Measurement of Progress

When I started this blog in 2006 I sure didnt plan to be writing 4 years later. 1339 (well this is #1340) posts later... I am still here... still writing and still trying to become fit and healthy.

I have said it before and I will say it again... this blog is what has kept me focused and kept me going.... knowing that I had friends reading and that kept me from not posting. If i missed too many days... there they were asking what was up... and you know what... its still that way!

Over the years I have struggled... just like anyone. I have lost weight, gained it back and lost it again (which has always seemed the pattern of my life) .... But today I can sit here and honestly say I will NEVER EVER be overweight, weak, and unfit again. I am determined to be as strong and fit as I can be until the day I die.

The difference today is that its has become a LOT more than just about being skinny. It has become a LOT more about than fitting into a size 6 for me. The more I adjusted my diet, the more I worked out, the more I got in tune with my body. The more I realized I was living in a prison.

For most of my life there was a real disconnect. I was a person who blamed my stomach aches, or headaches on things other than what I ate. "I just have a sensitive stomach" or "its something in the air thats making my head hurt"... but now I realize those very pains were signals my body was giving to tell me something WAS wrong!

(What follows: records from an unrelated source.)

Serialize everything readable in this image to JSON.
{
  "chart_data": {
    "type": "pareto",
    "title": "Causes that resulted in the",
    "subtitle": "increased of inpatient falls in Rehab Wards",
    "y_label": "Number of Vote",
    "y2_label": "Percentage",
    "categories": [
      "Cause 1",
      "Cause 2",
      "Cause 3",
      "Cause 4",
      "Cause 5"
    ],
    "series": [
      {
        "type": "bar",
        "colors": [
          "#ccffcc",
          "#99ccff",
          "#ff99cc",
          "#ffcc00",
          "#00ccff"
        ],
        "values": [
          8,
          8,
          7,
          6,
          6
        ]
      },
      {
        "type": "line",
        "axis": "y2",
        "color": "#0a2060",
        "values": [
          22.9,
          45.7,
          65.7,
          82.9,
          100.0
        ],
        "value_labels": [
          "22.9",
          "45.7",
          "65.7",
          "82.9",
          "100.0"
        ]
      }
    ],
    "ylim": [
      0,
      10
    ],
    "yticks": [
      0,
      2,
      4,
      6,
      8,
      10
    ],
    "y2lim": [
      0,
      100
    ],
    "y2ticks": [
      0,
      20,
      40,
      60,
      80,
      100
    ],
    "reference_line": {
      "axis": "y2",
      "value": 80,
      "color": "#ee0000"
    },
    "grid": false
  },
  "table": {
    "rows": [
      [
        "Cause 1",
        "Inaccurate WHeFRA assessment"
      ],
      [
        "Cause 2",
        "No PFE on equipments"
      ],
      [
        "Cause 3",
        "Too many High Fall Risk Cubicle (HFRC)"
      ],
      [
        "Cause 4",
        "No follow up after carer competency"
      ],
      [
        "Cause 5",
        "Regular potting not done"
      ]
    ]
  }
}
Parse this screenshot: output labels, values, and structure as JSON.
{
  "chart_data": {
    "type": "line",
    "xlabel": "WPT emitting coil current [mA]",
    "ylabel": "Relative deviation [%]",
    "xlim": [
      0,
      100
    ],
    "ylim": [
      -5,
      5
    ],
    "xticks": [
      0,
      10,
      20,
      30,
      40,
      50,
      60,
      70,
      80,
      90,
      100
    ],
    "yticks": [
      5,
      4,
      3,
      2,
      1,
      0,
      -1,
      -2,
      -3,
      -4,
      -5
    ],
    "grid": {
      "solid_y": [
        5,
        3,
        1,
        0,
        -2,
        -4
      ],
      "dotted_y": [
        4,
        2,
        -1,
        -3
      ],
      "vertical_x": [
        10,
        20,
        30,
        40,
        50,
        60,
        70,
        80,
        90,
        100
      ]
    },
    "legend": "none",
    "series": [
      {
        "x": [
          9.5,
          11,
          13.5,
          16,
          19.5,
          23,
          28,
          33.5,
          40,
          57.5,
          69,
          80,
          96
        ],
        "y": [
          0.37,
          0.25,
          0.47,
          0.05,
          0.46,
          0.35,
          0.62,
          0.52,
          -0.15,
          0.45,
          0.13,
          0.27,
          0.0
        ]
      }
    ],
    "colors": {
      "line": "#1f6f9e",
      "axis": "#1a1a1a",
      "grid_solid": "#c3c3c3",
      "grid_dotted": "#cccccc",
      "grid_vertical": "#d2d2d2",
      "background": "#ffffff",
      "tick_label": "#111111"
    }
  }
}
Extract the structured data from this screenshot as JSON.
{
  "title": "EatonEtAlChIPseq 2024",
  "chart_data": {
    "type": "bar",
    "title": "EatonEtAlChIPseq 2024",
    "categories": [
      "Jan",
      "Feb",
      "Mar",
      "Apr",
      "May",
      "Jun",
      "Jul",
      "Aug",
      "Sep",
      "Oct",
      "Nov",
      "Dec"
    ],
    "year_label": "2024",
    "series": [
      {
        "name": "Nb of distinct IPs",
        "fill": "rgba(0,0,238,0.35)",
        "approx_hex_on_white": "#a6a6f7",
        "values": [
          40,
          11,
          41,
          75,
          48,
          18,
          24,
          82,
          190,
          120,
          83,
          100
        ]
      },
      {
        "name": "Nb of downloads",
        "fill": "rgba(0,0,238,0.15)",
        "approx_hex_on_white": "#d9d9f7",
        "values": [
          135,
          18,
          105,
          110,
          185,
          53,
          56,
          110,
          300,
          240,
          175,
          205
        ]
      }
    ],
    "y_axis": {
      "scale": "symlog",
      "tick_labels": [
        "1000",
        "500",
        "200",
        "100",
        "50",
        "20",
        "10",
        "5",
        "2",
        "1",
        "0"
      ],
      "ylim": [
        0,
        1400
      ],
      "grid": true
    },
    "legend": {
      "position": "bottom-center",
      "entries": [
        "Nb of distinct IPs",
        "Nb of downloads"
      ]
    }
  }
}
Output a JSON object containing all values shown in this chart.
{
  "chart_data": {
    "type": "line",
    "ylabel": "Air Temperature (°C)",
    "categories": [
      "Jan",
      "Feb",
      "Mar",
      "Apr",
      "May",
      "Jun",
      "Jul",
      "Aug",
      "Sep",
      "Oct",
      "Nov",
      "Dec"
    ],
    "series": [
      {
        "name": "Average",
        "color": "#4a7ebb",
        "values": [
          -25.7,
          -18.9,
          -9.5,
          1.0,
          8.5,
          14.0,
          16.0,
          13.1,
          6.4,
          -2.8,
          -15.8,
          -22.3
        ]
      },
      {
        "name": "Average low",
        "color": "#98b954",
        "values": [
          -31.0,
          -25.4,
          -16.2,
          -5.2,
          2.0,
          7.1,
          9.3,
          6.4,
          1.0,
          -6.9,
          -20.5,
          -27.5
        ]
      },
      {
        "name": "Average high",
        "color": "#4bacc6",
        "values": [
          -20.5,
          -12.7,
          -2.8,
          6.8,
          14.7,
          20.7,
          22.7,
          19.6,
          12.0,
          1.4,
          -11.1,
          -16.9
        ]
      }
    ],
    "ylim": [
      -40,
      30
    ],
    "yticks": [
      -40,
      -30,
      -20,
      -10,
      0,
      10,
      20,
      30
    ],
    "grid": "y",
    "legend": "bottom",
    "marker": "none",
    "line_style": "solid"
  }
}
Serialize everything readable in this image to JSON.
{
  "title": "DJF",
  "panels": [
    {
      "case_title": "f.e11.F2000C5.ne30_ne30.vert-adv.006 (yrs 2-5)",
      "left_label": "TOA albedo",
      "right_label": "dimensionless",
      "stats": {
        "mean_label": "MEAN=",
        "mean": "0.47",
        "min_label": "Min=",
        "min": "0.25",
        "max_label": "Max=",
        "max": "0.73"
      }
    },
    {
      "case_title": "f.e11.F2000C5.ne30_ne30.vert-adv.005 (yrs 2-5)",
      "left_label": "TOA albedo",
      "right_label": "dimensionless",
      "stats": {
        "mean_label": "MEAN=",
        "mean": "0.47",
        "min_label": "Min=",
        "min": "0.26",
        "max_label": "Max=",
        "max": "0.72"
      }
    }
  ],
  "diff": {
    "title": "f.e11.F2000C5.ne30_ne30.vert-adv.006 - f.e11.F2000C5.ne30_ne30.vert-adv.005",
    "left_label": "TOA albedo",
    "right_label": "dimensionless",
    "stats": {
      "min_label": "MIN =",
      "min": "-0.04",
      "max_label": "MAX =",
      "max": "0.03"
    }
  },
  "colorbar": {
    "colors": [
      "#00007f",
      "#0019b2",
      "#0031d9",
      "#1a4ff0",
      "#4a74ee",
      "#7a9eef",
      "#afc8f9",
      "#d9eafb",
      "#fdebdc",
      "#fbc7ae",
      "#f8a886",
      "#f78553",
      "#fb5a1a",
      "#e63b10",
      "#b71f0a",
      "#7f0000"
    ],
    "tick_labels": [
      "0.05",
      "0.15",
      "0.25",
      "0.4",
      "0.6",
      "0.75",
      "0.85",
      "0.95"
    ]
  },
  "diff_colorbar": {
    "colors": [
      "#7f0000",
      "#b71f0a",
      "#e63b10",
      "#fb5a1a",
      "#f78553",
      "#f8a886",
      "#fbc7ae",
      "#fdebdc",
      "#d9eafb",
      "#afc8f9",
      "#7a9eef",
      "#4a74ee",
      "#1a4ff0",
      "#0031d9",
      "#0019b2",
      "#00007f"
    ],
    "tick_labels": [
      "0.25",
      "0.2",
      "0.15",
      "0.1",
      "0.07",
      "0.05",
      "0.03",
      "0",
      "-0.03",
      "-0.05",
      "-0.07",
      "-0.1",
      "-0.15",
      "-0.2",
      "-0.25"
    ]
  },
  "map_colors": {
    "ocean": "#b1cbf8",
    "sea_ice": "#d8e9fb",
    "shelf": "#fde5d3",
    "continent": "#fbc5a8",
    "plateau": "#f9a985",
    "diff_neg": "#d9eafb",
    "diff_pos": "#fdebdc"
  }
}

I dont believe God created us to live in pain. In this life we are given choices. From friends, to marriage, from where we live, what kind of life we live to how much stress we allow in our lives. Our bodies, Minds, and Souls are precious to God. I believe our free will ... and yes... the devil... leads us to a life of pain and suffering. Satan does not what Christians to be happy and healthy does he? He uses every means possible to take us down.

I am sorry if this is too religious for you.. but I this is more than just about my physical being. If i am pain all day, (like I use to be), I am a different creature.
My soul ached for peace, my questions as to WHY God would want my life to be pain filled and depressing was a puzzle to me.

As I journeyed.... I have come out of that haze of self denial and self pity. I have finally began to life a life where pain is not in my life. I am living a life with ENERGY and POSITIVE SELF THOUGHT. ... I am living a life completely opposite of what I was living when I started this blog in 2006. I am no longer living in a fog of Fat, Pain and Poison. Its like I was living in a house with dirty windows but I didnt realize the windows were dirty. I had no idea how beautiful it was outside!

You see..... Its a new reality. One I had NO idea was even there. Life is fuller, more brilliant and HOPEFUL. I am not living to die anymore. I am not OLD and looking to a future of more Drs, more medicine and more pain. I am OLD and looking at a future of living life!

It hasnt be easy, and I am not hear to say weight loss, fitness, and becoming healthy are easy. Overcoming addictions is difficult. Foods (esp sugar) had a powerful hold over my life. The hard part .. the hard work... the struggle over the last 4 years have been very much worth it!

On day one of my blog I posted my measurements ... today.. I decided to measure and see how far i have come. As i was looking back and thinking of so many areas I have changed.. I wondered what has the change been physically. I havent measured or weighed in a year I think .. because it was always depressing and always the same. ... So today I took a deep breath and measured.......

Here they are:
Day 1 (2006) Chest: 37.5 --Today: 36.5= 1 inch
Day 1 (2006) Waist: 34 ---Today: 30= 4 inches
Day 1 (2006) Hips: 40.4 ---Today: 38= 2.4 inches
Day 1 (2006) Thigh: 22.25--- Today: 20=2.25 inches (times 2 thighs=4.5 inches)
Day 1 (2006) Bicep: 12 --- Today: 10.25= 1.75 inches (times 2 bis= 3.5 inches)

If i am correct that is 15.4 inches less of me today than 4 years ago!!!

What a transformation Mentally Spiritually and Physically! . What a dream come true.
What a blessing.

Comments

Amy said…
Congratulations, Ruthie. You have come an incredibly long way and you have perservered and accomplished so much! You are a great inspiration to me and I love the new look of the blog.